Lorsqu'un club de golf révolutionnaire est arrivé sur le circuit professionnel en 2022, il a fait bien plus que frapper les balles plus vite – il a changé le jeu. Mais, comme l'intelligence artificielle (IA) aujourd'hui, ce n'est pas la technologie seule qui crée le succès – c'est l'habileté avec laquelle les humains la déploient.
Lorsque TaylorMade a lancé le premier club doté d'une face de driver en composite de carbone, ce fut une avancée majeure dans la technologie du golf. Elle était 40 % plus légère que les faces en titane et ajoutait jusqu'à 3 km/h à la vitesse de la balle. D'abord réservée aux professionnels, l'innovation est rapidement entrée dans le grand public, accessible aux golfeurs du dimanche et imitée par d'autres fabricants.
Les golfeurs avaient le choix. Ils pouvaient continuer à s'acharner avec leurs drivers existants ou élever leur jeu grâce à la nouvelle technologie. Et pourquoi ne voudraient-ils pas frapper leurs balles de golf plus vite et plus précisément, avec une plus grande marge d'erreur ?
En tant que golfeur, je suis partial, mais je pense que c'est une analogie utile pour l'IA dans les entreprises aujourd'hui. Une fois tout le battage, les débats et les tergiversations terminés, nous verrons l'IA comme un outil parmi d'autres. Assurément, c'est un outil essentiel, qui permet aux personnes et aux entreprises de donner le meilleur d'elles-mêmes. Et il est certain que ne pas utiliser cette innovation nous désavantagera par rapport à nos pairs, aussi bonne que soit notre entreprise.

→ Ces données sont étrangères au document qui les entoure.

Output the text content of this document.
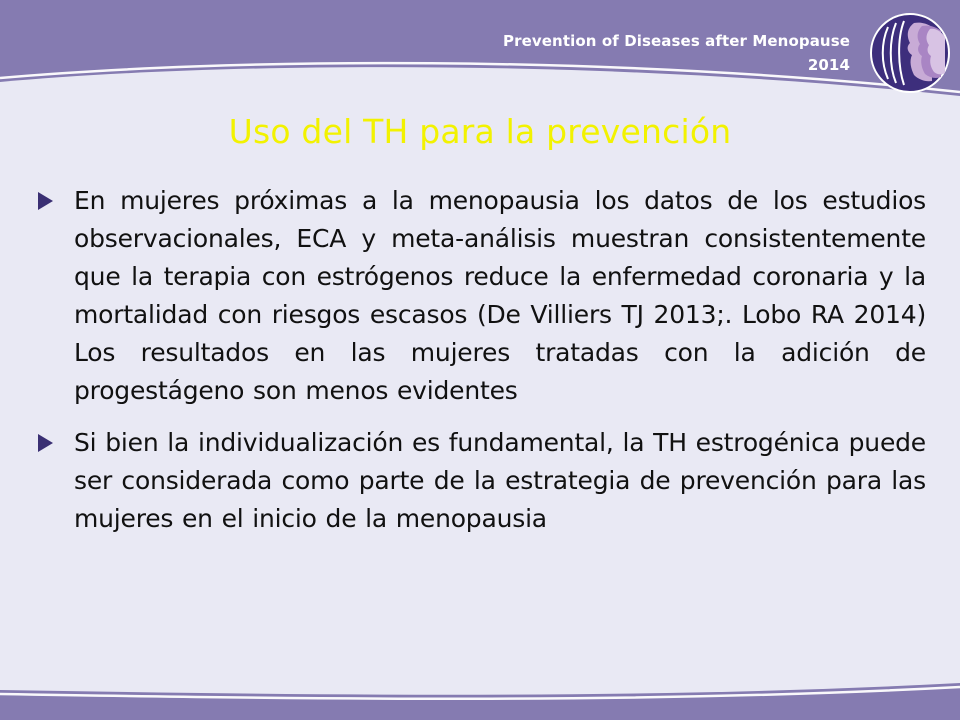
Prevention of Diseases after Menopause
2014
Uso del TH para la prevención
En mujeres próximas a la menopausia los datos de los estudios observacionales, ECA y meta-análisis muestran consistentemente que la terapia con estrógenos reduce la enfermedad coronaria y la mortalidad con riesgos escasos (De Villiers TJ 2013;. Lobo RA 2014) Los resultados en las mujeres tratadas con la adición de progestágeno son menos evidentes
Si bien la individualización es fundamental, la TH estrogénica puede ser considerada como parte de la estrategia de prevención para las mujeres en el inicio de la menopausia
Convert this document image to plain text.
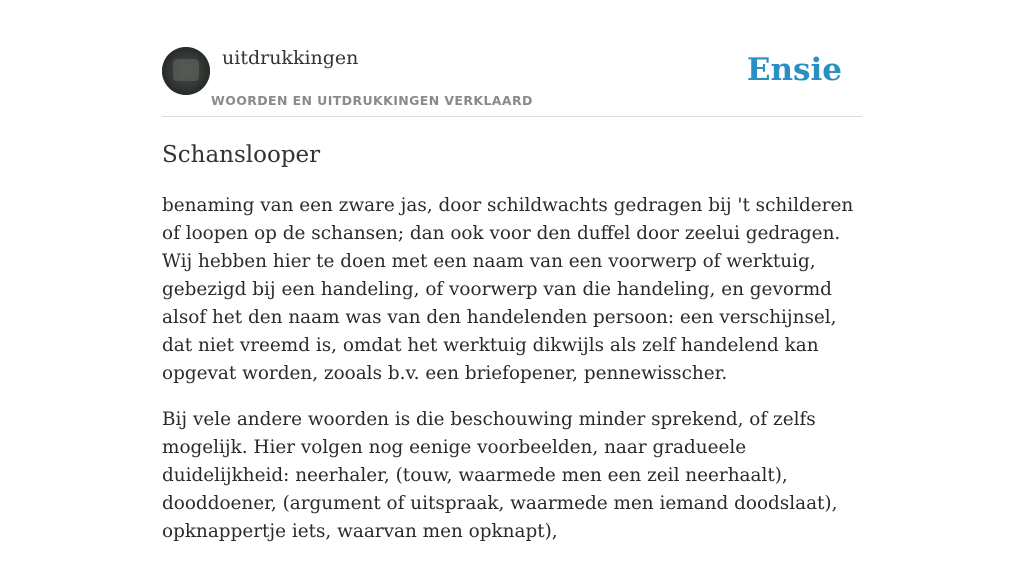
uitdrukkingen
WOORDEN EN UITDRUKKINGEN VERKLAARD
Ensie
Schanslooper

benaming van een zware jas, door schildwachts gedragen bij 't schilderen of loopen op de schansen; dan ook voor den duffel door zeelui gedragen. Wij hebben hier te doen met een naam van een voorwerp of werktuig, gebezigd bij een handeling, of voorwerp van die handeling, en gevormd alsof het den naam was van den handelenden persoon: een verschijnsel, dat niet vreemd is, omdat het werktuig dikwijls als zelf handelend kan opgevat worden, zooals b.v. een briefopener, pennewisscher.

Bij vele andere woorden is die beschouwing minder sprekend, of zelfs mogelijk. Hier volgen nog eenige voorbeelden, naar gradueele duidelijkheid: neerhaler, (touw, waarmede men een zeil neerhaalt), dooddoener, (argument of uitspraak, waarmede men iemand doodslaat), opknappertje iets, waarvan men opknapt),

Le propre des outils, c'est qu'ils existent pour être utilisés par les humains. C'est la façon dont l'humain déploie les outils qui crée les résultats. Reprenons l'exemple du golf : malgré les énormes avantages du nouveau driver, Rory McIlroy ne s'est pas reposé sur ses lauriers en cessant d'améliorer son jeu. Et bien que le driver ait considérablement amélioré mon jeu, il ne m'a pas transformé en McIlroy. Les compétences, l'expérience et le savoir inhérents aux humains prédominent encore.
En tant que dirigeants, il nous appartient de veiller à ce que nos collaborateurs disposent des meilleurs outils pour faire leur travail. Et aujourd'hui, dans de nombreux cas, cela inclut l'IA. Qui plus est, vos parties prenantes – des nouvelles recrues aux clients – s'attendent à ce que vous l'utilisiez.

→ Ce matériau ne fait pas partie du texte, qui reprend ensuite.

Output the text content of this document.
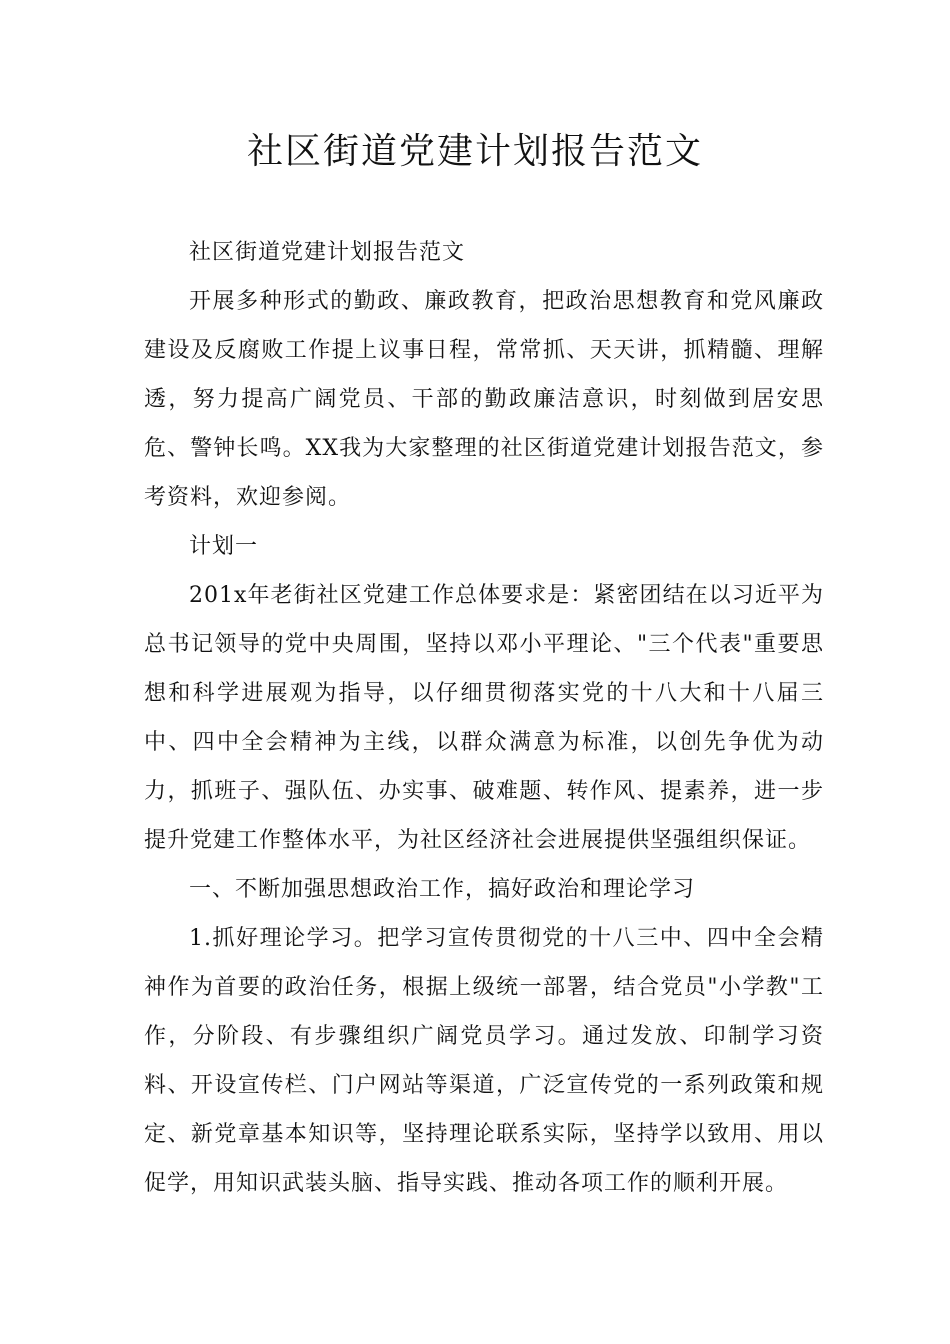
社区街道党建计划报告范文

社区街道党建计划报告范文

开展多种形式的勤政、廉政教育，把政治思想教育和党风廉政建设及反腐败工作提上议事日程，常常抓、天天讲，抓精髓、理解透，努力提高广阔党员、干部的勤政廉洁意识，时刻做到居安思危、警钟长鸣。XX我为大家整理的社区街道党建计划报告范文，参考资料，欢迎参阅。

计划一

201x年老街社区党建工作总体要求是：紧密团结在以习近平为总书记领导的党中央周围，坚持以邓小平理论、"三个代表"重要思想和科学进展观为指导，以仔细贯彻落实党的十八大和十八届三中、四中全会精神为主线，以群众满意为标准，以创先争优为动力，抓班子、强队伍、办实事、破难题、转作风、提素养，进一步提升党建工作整体水平，为社区经济社会进展提供坚强组织保证。

一、不断加强思想政治工作，搞好政治和理论学习

1.抓好理论学习。把学习宣传贯彻党的十八三中、四中全会精神作为首要的政治任务，根据上级统一部署，结合党员"小学教"工作，分阶段、有步骤组织广阔党员学习。通过发放、印制学习资料、开设宣传栏、门户网站等渠道，广泛宣传党的一系列政策和规定、新党章基本知识等，坚持理论联系实际，坚持学以致用、用以促学，用知识武装头脑、指导实践、推动各项工作的顺利开展。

L'un des principaux défis pour les entreprises qui tentent d'adopter l'IA est la résistance humaine, fondée sur la peur de perdre son emploi. Lorsque les gens ont peur et sont incertains, ils s'accrochent davantage à ce qu'ils connaissent – en l'occurrence, les anciennes façons de faire leur travail.
Présenter l'IA comme un outil qui, à l'instar d'un club de golf, doit être manié par des humains est peut-être un contre-récit utile au mythe selon lequel les machines viennent nous remplacer. Les outils changent et s'améliorent en permanence. Aujourd'hui, l'IA est un ajout nouveau et très important à notre sac de golf. Mais ce n'est qu'un outil, et l'humain qui le manie reste primordial.
Se pencher en avant
Vous devez encourager votre équipe à se pencher en avant, et non en arrière, et à s'engager de manière critique avec les résultats générés par l'IA. Il y a de nombreux domaines dans lesquels les humains continueront d'exceller, et ceux-ci ne doivent pas être perdus. Par exemple, même si l'IA peut traiter des chiffres plus vite que nous ne clignons des yeux, elle a aussi d'énormes limites. Elle a besoin de notre supervision, de notre esprit critique et de notre compréhension profonde de la vue d'ensemble pour avoir un réel impact.